Report Card: Grading out Virginia’s 41-23 loss at Clemson
But the two picks – one in the second quarter, setting up a short Clemson TD drive, the other in the third quarter, on an underthrown fade to 6’7” freshman Lavel Davis Jr. – were the difference.
Running game: B
This is mostly Armstrong, which is vexing. Wayne Taulapapa and Shane Simpson got 16 carries total. Why Robert Anae didn’t go to them more is something for him to think through.
The running game is supposed to help make life easier for the QB.
When the QB has to also be the running game, not sure that’s how it’s supposed to work.
Offensive line: B
Clemson had three sacks. Armstrong seemed to have enough time to throw. The INTs weren’t rush throws.
Defensive front: B
Clemson ran for 137 yards. I think you tell Nick Howell and Kelly Poppinga that Clemson is going to gain 137 on the ground going in, they’re happy as clams.
Pass defense: D
This might be generous. The coverage scheme was loose, meaning, you’re going to lay off, and then tackle them.

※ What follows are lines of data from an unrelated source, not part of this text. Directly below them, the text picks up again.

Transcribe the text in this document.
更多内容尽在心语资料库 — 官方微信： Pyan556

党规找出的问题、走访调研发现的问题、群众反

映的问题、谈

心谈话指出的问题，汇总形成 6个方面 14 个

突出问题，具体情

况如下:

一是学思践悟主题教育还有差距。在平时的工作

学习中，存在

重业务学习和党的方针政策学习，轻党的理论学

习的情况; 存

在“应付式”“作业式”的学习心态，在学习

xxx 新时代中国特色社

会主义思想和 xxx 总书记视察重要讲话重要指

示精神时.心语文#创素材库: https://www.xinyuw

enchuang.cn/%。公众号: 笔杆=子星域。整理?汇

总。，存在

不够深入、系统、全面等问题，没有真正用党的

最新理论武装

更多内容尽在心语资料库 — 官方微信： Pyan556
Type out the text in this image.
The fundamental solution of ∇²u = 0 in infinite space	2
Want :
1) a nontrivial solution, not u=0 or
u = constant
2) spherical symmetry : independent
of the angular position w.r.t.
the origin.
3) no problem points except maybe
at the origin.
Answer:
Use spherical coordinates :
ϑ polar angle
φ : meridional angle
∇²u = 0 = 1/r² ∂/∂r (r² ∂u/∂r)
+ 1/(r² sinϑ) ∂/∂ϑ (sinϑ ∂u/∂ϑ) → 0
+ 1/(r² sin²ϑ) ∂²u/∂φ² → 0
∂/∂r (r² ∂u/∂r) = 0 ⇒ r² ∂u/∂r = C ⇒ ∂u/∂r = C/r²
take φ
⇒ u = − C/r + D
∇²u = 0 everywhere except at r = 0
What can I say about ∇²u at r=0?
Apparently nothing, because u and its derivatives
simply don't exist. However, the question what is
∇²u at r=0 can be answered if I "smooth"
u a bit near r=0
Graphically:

Problem: they didn’t tackle.
Travis Etienne had 114 yards on five catches, all passes in the flat that he just turned into big plays – three of them third-and-long conversions – by breaking tackles.

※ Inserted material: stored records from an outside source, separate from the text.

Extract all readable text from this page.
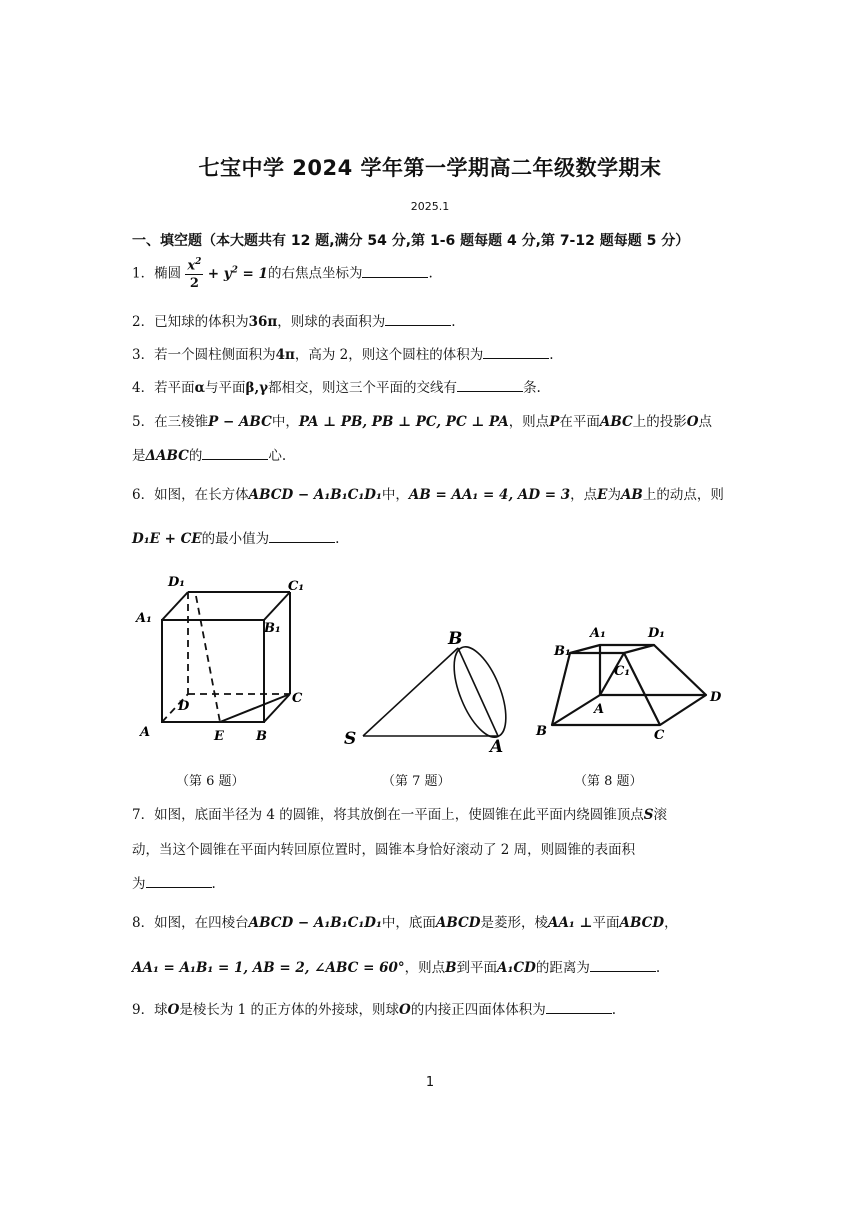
七宝中学 2024 学年第一学期高二年级数学期末
2025.1
一、填空题（本大题共有 12 题,满分 54 分,第 1-6 题每题 4 分,第 7-12 题每题 5 分）
1．椭圆 $\frac{x^2}{2} + y^2 = 1$的右焦点坐标为	.
2．已知球的体积为36π，则球的表面积为	.
3．若一个圆柱侧面积为4π，高为 2，则这个圆柱的体积为	.
4．若平面α与平面β,γ都相交，则这三个平面的交线有	条.
5．在三棱锥P − ABC中，PA ⊥ PB, PB ⊥ PC, PC ⊥ PA，则点P在平面ABC上的投影O点
是ΔABC的	心.
6．如图，在长方体ABCD − A₁B₁C₁D₁中，AB = AA₁ = 4, AD = 3，点E为AB上的动点，则
D₁E + CE的最小值为	.
D₁	C₁
A₁
B₁
D
C
A	E B
B
S	A
A₁	D₁
B₁
C₁
A
D
B	C
（第 6 题）	（第 7 题）	（第 8 题）
7．如图，底面半径为 4 的圆锥，将其放倒在一平面上，使圆锥在此平面内绕圆锥顶点S滚
动，当这个圆锥在平面内转回原位置时，圆锥本身恰好滚动了 2 周，则圆锥的表面积
为	.
8．如图，在四棱台ABCD − A₁B₁C₁D₁中，底面ABCD是菱形，棱AA₁ ⊥平面ABCD，
AA₁ = A₁B₁ = 1, AB = 2, ∠ABC = 60°，则点B到平面A₁CD的距离为	.
9．球O是棱长为 1 的正方体的外接球，则球O的内接正四面体体积为	.
1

Clemson didn’t do anything special in the passing game. That was about as basic a pass offense as you will see that worked as well as that one did Saturday night.
Special teams: D-minus
Nash Griffin was solid – 46.5 yards per punt, two boots going 50+.
Brian Delaney made a field goal, but blew a kickoff that went out of bounds, setting up Clemson in good field position on what turned into a Tigers TD that would make it a three-score game after Virginia had cut the margin to 27-17.
The kick return group also gave up a long return into plus territory that turned into three points.
D-minus is generous. You can’t give the other guys 10 points on special teams.